Brown fears that introducing too many new children at once could destabilize good neighborhood schools as happened a few years ago when Beethoven Elementary took in the students displaced from the closing of nearby Farren Elementary.
Beethoven, once home to a “dynamic principal,” decent test scores and lots of wraparound services, is now on CPS probation, in the district’s worst performing category.
“That is classic sabotage,” Brown said.
Its enrollment also is low, about 389 in a building CPS says could hold 900.
Chopin Elementary, home to 267 kids in a building CPS says is supposed to hold 720, will be saved by its high test scores. That’s bittersweet for Beverly Allebach, who teaches language arts and social studies to seventh- and eighth-graders at the small Humboldt Park grade school.
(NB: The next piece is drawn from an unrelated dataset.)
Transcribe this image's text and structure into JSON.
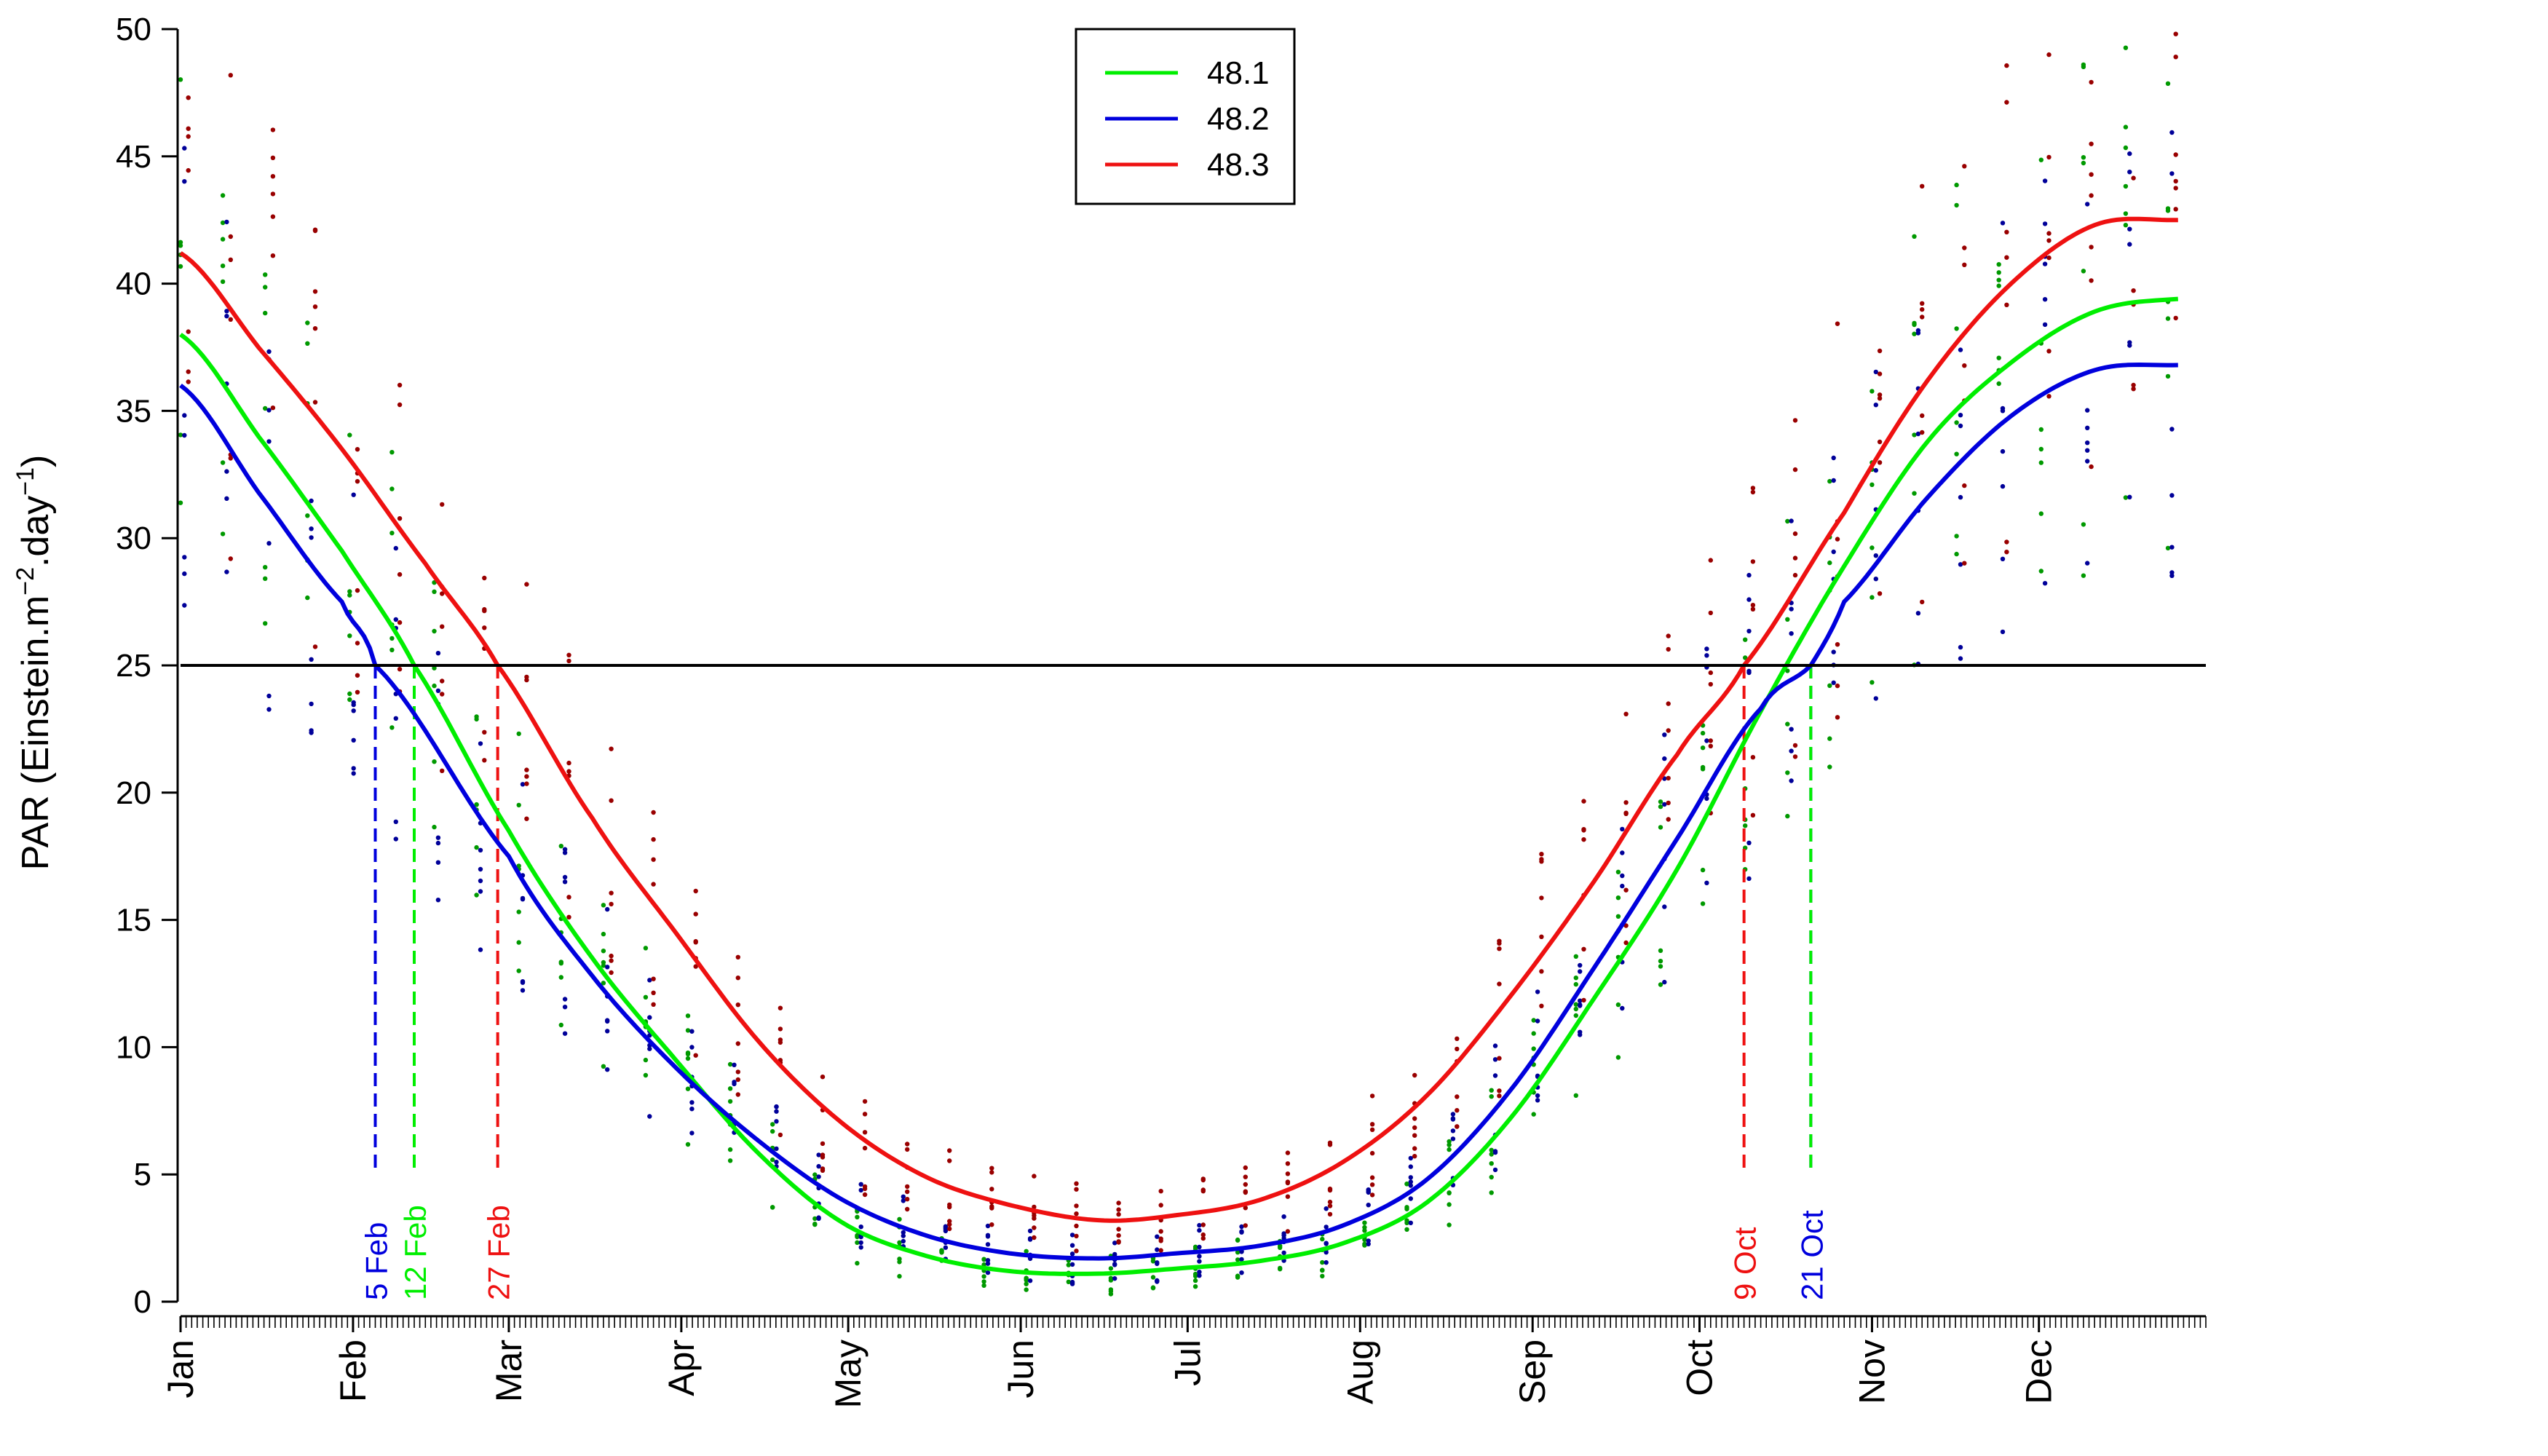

Chopin lost a 14-year-old graduate last week — a boy Allebach taught for two years who was fatally shot a few blocks from the school. The school community mourned with his family.
“That’s what a small school can do, and that’s how we feel about our students,” she said. “We know our students. Our students know us.”
She’s still concerned that other neighborhood schools will close, though hers will be spared.
“When you take them away from their schools, you take them away from adults that they trust.”
“I’m glad of course that our school’s not going be closed.”